Dawn's Birthday Bike Ride

On Monday Dawn and I rode to 31st Street Beach. I'd been wanting to do that for months. It was her birthday. I still need to get her a bike helmet. (Should this be in The Dangerous Book for Girls? Will all my biking friends kill me for letting her ride around with me helmet-free?). There's no nearby place to buy one that I know of, and I want her with me when I buy it to get the right size. Finding time and a store has been difficult. Maybe we should just go to Swap-O-Rama together this weekend.

Dawn borrowed her dad's bike, and the back tire needed air, so we stopped at the gas station on 45th on the way out to the beach. At first the machine wouldn't work, but the air started flowing on the second try.

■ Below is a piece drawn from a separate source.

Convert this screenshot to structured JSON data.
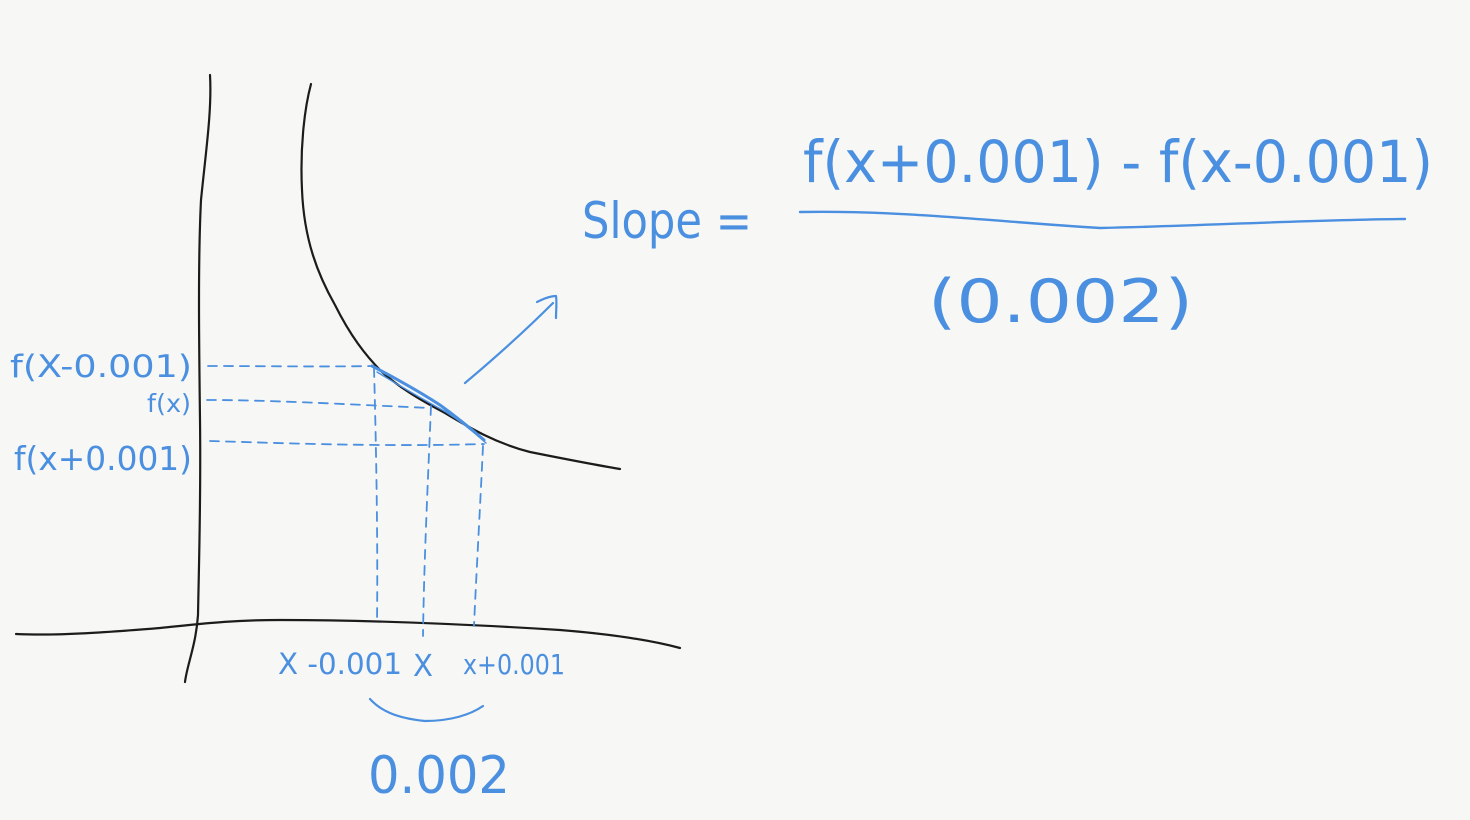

We took Ashland (mostly on the sidewalk) to 35th, then 35th to Halsted, then the bike lane to 31st, then 31st to the beach. For much of 31st I had Dawn take the sidewalk while I rode in the street.

We got to the beach a little before sunset. The water has finally warmed up. Dawn had sweat pants on, so she hiked them up a little and went in. She got wet. I went in, but not as far. As it was getting dark, we walked over to the pier and went all the way out, enjoying the view of the skyline and saying hello to the people fishing.

Dawn wanted to know about the breakwater rocks and the light at the end of the pier. It has a big cage around it--I guess so someone can stand there while changing the light bulb.

She also told me a story from her camping trip this summer. I think it was while they were doing the rafting part of the trip that she and another camper got stuck in quicksand and had to figure out how to get out. It was a little scary, she said--she was in nearly up to her hip and her first escape attempts were pushing her down, not up. But one of the trip leaders was nearby, offering advice, and Dawn got it--the trick she used was to kneel (that got her higher up), then walk in a sort of sideways manner, sort of like climbing steps with your feet askew, to get out.

Once she and the other camper were free, they started pushing each other to try to force the other person back in the mud. "It was funny then," she told me, "but before, it was scary."

We had to hurry home because she was getting up at 4:30 the next morning to go to work. She's doing temp work between the end of summer school and the beginning of the new year. (Joey's already back in school because Chavez is on the year-round calendar, so they started August 6.)